Below you will find the results of my having challenged myself for a number of days to write a short story with a beginning and middle and an end inside of 30 minutes. Here is what I came up with. I hope you like it.
Jacob was born with six fingers on his left hand. A second pinkie. It wasn’t an inflexible stump, vestigial. It was limber and strong. Independent.
His parents, both surgeons, took notice of his early interest in playing the piano. While infant Jacob pushed gruel around his plate, they speculated in their playful yet clinical way about his potential as a concert pianist. His parents had wonderful senses of humor, which they displayed at gatherings to their intellectual equals.
Jacob could plinkaplunk on the piano all day. When he was about five years old, they noticed he could distinguish melodies – Mozart, Laurie Anderson – and mimic them on the keys. His mother began to investigate the music program at Oberlin.
By the time he was ten, Jacob had become a tall, oddly shaped boy with unusually large feet. He had developed affection for a red plastic belt, which he insisted on wearing with white slacks. He evoked a giant bowling pin that could talk.
The swollen ego he had developed after being declared both a biological wonder and a musical genius at such an early age had created a difficult and knotty personality.
His parents didn’t have the heart to tell him that he had no rhythm.

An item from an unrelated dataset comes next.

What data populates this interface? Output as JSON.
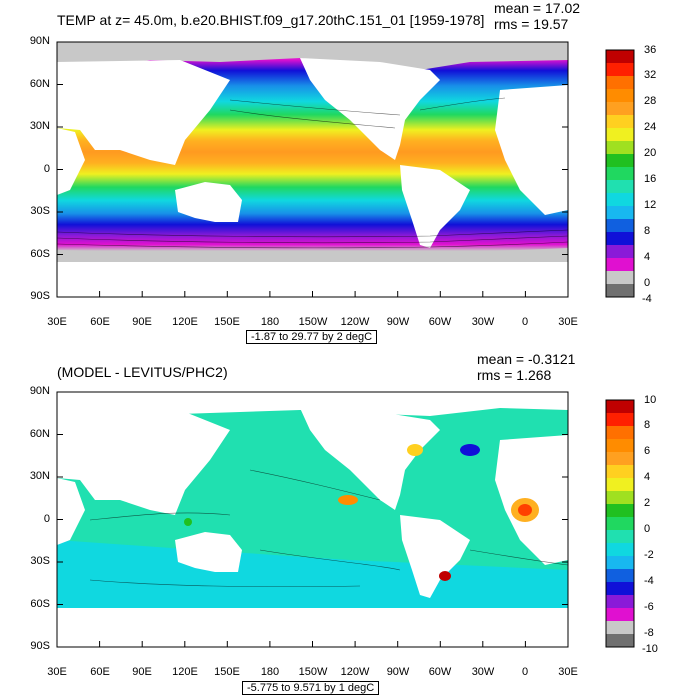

They had noticed it after Jacob’s second piano teacher had pointed it out. Jacob possessed a preternatural sense of pitch, but he couldn’t count to four without getting lost between the two and three.
Teachers encouraged Jacob to tap his foot along with the music, a suggestion he found demeaning. He exaggeratedly stomped on the wooden floor while attempting Brahm’s Piano Concert #2 and the cleaning lady thought he was doing a Victor Borge impersonation.
In his teens, Jacob gave up playing the piano. He rolled the instrument down the stairs of his parents’ Brooklyn brownstone, and nearly got them arrested.
Now, he makes artisan cornpone in Red Hook.